- Type: Formation
- Overlies: Arroyo Ojito Formation, Sierra Ladrones Formation
- Thickness: 10–40 feet (3.0–12.2 m)

Lithology
- Primary: Gravel

Location
- Coordinates: 35°09′07″N 106°39′29″W﻿ / ﻿35.152°N 106.658°W
- Region: New Mexico
- Country: United States

Type section
- Named for: Edith Boulevard in Albuquerque, New Mexico
- Named by: P.W. Lambert
- Year defined: 1968

= Edith Formation =

Geologic formation in New Mexico, USA

The Edith Formation is a fluvial gravel Pleistocene geologic formation exposed near Albuquerque, New Mexico.

==Description==
The Edith Formation consists of a single upward fining sequence, with a gravel base and overlying sandy to muddy floodplain deposits. It is poorly to moderately consolidated and locally cemented brown gravel, sand, and sandy clay. A typical composition for the basal gravel is 30% quartzite and 40% volcanic rock, with smaller amounts of granite and metamorphic and sedimentary rocks. It contains sparse clasts of densely welded Bandelier Tuff.

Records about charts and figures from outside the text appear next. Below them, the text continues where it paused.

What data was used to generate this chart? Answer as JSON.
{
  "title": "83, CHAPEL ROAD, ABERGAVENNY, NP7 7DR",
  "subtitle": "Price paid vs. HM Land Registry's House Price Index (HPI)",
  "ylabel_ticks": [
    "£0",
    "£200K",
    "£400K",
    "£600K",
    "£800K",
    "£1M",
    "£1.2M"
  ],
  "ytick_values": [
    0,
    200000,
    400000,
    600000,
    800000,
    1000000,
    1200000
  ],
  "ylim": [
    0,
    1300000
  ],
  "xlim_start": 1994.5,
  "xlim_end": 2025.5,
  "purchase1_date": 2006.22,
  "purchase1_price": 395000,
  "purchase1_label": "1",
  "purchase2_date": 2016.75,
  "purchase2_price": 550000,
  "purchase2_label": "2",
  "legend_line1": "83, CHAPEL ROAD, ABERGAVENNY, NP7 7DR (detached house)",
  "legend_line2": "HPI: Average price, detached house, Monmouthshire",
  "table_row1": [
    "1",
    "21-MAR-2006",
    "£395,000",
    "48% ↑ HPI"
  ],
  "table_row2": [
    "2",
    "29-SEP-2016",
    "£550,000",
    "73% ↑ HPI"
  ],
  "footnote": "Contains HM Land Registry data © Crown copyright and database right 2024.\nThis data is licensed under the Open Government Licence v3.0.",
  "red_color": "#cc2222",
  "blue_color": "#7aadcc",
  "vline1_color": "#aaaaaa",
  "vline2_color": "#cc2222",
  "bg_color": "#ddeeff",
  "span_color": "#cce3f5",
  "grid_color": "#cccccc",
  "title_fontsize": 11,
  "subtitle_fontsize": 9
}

The formation extends at least from near Algodones to Albuquerque and forms a distinctive regional marker bed, cropping out along the inner valley escarpment of the Rio Grande. Its thickness is 10-40 feet. Its upper contact is marked by a diatomite bed and it unconformably rests on the Arroyo Ojito and Sierra Ladrones Formations, with a weakly developed paleosol (fossil soil) at the contact. The base of the formation defines a prominent strath (fossil floodplain) some 40-80 feet above the present Rio Grande floodplain.

The formation was initially interpreted as a late Pleistocene terrace of the most recent glaciation. More recent work extends its temporal range into the middle Pleistocene.

==Formations==
The Edith Formation contains fossils characteristic of the Rancholabrean North American land mammal age, including Bison, Mastodon, Camelops, and Equus.

==History of investigation==
The unit was first defined by P.W. Lambert in his dissertation on the Quaternary geology of Albuquerque in 1968, and named for nearby Edith Boulevard.